There’s also a proprietary MG Origins Avatar System installed. As gamers use the MG, they gain points, customize and unlock the origin story of their own personal gaming companion. It’s kind of cute for younger kids. Not sure kids over 13 or so will care.

The MG is a good alternative to allowing your children to play with your expensive smartphone. It’s also more economical than Nintendo Gameboys, Sony PSPs and other handheld gaming systems which charge high prices for their game cartridges. With the Google Play store, your kids can download 1000’s of free games and can use the prepaid SpendSmart card to purchase premium games. I still wish the MG had built in gaming controls, but maybe that will come with a future version of the MG.


Product Information

  • Family Collaboration System app for monitoring usage
  • Good price
  • microSD expansion slot and included 8GB card
  • No physical gaming controls
  • No Bluetooth
  • Older processor and OS version
  • Non removable battery
  • Battery life short

6 thoughts on “MG Portable WiFi Android Gaming System review”
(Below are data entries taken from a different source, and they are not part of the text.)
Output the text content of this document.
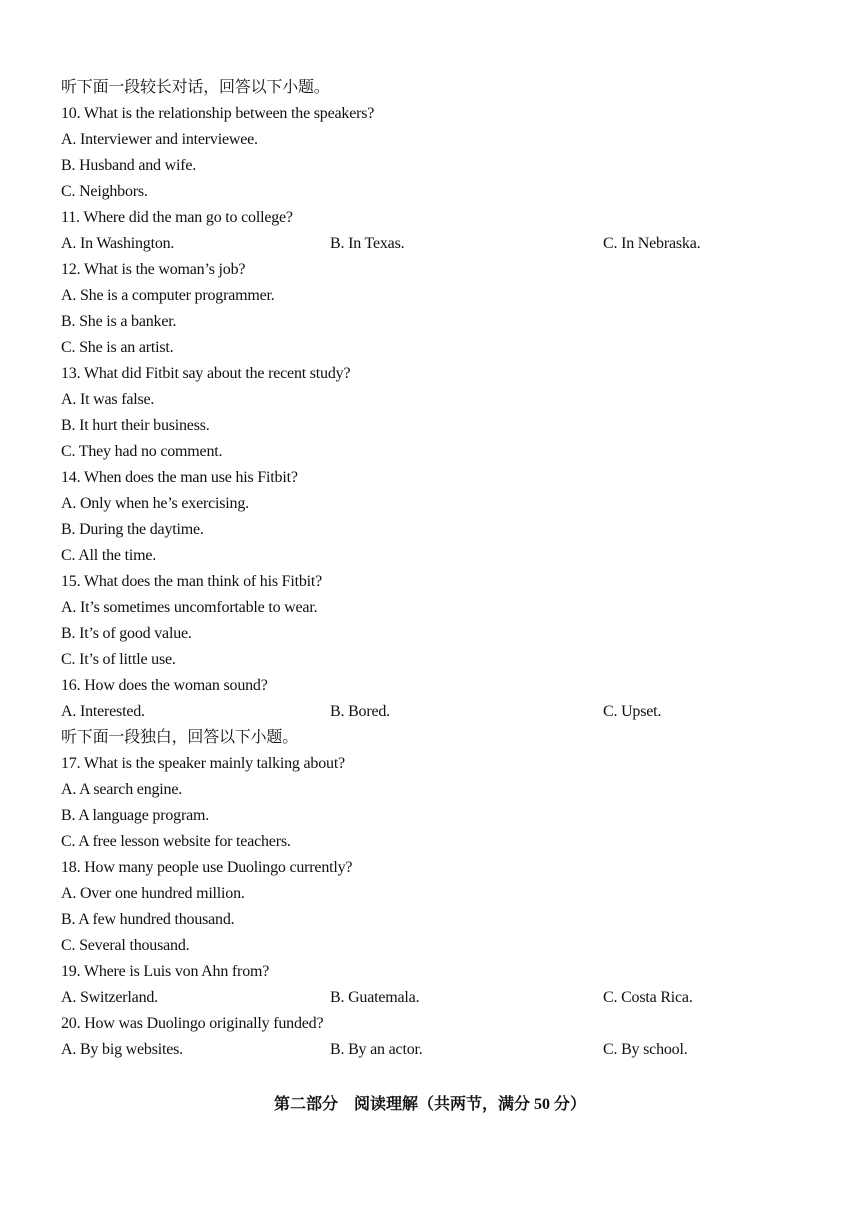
听下面一段较长对话，回答以下小题。
10. What is the relationship between the speakers?
A. Interviewer and interviewee.
B. Husband and wife.
C. Neighbors.
11. Where did the man go to college?
A. In Washington.	B. In Texas.	C. In Nebraska.
12. What is the woman’s job?
A. She is a computer programmer.
B. She is a banker.
C. She is an artist.
13. What did Fitbit say about the recent study?
A. It was false.
B. It hurt their business.
C. They had no comment.
14. When does the man use his Fitbit?
A. Only when he’s exercising.
B. During the daytime.
C. All the time.
15. What does the man think of his Fitbit?
A. It’s sometimes uncomfortable to wear.
B. It’s of good value.
C. It’s of little use.
16. How does the woman sound?
A. Interested.	B. Bored.	C. Upset.
听下面一段独白，回答以下小题。
17. What is the speaker mainly talking about?
A. A search engine.
B. A language program.
C. A free lesson website for teachers.
18. How many people use Duolingo currently?
A. Over one hundred million.
B. A few hundred thousand.
C. Several thousand.
19. Where is Luis von Ahn from?
A. Switzerland.	B. Guatemala.	C. Costa Rica.
20. How was Duolingo originally funded?
A. By big websites.	B. By an actor.	C. By school.
第二部分　阅读理解（共两节，满分 50 分）
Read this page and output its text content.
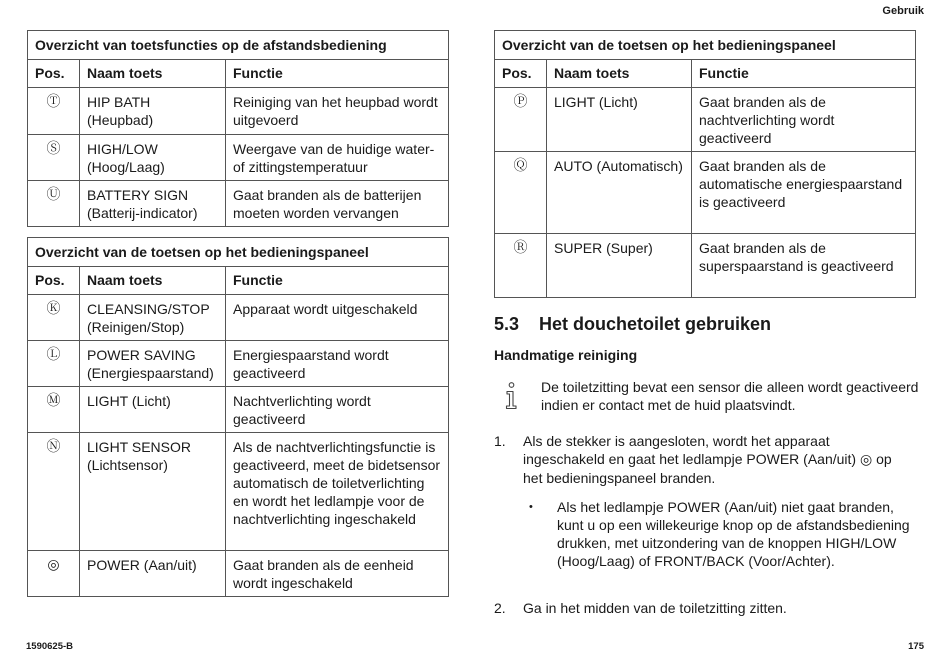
Gebruik
Overzicht van toetsfuncties op de afstandsbediening		
Pos.	Naam toets	Functie
Ⓣ	HIP BATH (Heupbad)	Reiniging van het heupbad wordt uitgevoerd
Ⓢ	HIGH/LOW (Hoog/Laag)	Weergave van de huidige water- of zittingstemperatuur
Ⓤ	BATTERY SIGN (Batterij-indicator)	Gaat branden als de batterijen moeten worden vervangen
Overzicht van de toetsen op het bedieningspaneel		
Pos.	Naam toets	Functie
Ⓚ	CLEANSING/STOP (Reinigen/Stop)	Apparaat wordt uitgeschakeld
Ⓛ	POWER SAVING (Energiespaarstand)	Energiespaarstand wordt geactiveerd
Ⓜ	LIGHT (Licht)	Nachtverlichting wordt geactiveerd
Ⓝ	LIGHT SENSOR (Lichtsensor)	Als de nachtverlichtingsfunctie is geactiveerd, meet de bidetsensor automatisch de toiletverlichting en wordt het ledlampje voor de nachtverlichting ingeschakeld
◎	POWER (Aan/uit)	Gaat branden als de eenheid wordt ingeschakeld
Overzicht van de toetsen op het bedieningspaneel		
Pos.	Naam toets	Functie
Ⓟ	LIGHT (Licht)	Gaat branden als de nachtverlichting wordt geactiveerd
Ⓠ	AUTO (Automatisch)	Gaat branden als de automatische energiespaarstand is geactiveerd
Ⓡ	SUPER (Super)	Gaat branden als de superspaarstand is geactiveerd
5.3 Het douchetoilet gebruiken
Handmatige reiniging
De toiletzitting bevat een sensor die alleen wordt geactiveerd indien er contact met de huid plaatsvindt.
1. Als de stekker is aangesloten, wordt het apparaat ingeschakeld en gaat het ledlampje POWER (Aan/uit) ◎ op het bedieningspaneel branden.
• Als het ledlampje POWER (Aan/uit) niet gaat branden, kunt u op een willekeurige knop op de afstandsbediening drukken, met uitzondering van de knoppen HIGH/LOW (Hoog/Laag) of FRONT/BACK (Voor/Achter).
2. Ga in het midden van de toiletzitting zitten.
1590625-B	175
  1. Gadgeteer Comment Policy - Please read before commenting
    1. @Dmitriy It’s funny you should say that because I had written a whole paragraph at the end suggesting that exact fact. But I removed it because I started thinking that the Kindle is a tablet and the MG is a pocket device. Also the MG has the full Google Play store. The Kindle just had the Amazon app store. A better comparison would get to the Samsung GALAXY Players. But they are a lot more expensive than the MG, so I left that out too.

  2. Looks nifty, but I own a NOTE II, so kinda pointless for me. HOWEVER. I think that a device that is aimed towards games, it should have SOME kind of analog input. mini trackball, or analog joysticks like on the PSP. I love my NOTE II but with the lack of analog input, it’s limited on the type of games you can play.

  3. Could be useful as a PDA. As you say, no monthly data fees unlike a phone. I currently use a Galaxy Player as a PDA – the 4.2 inch screen version. It only runs Gingerbread 2.3.6, whereas the MG runs Ice Cream Sandwich. But a slightly smaller screen at only 4.O inches and the same resolution. The prices however is $150 to the Player’s $200. No replaceable battery. Could be an alternative as the Player does not run some of the more recent apps – say Google Chrome for example.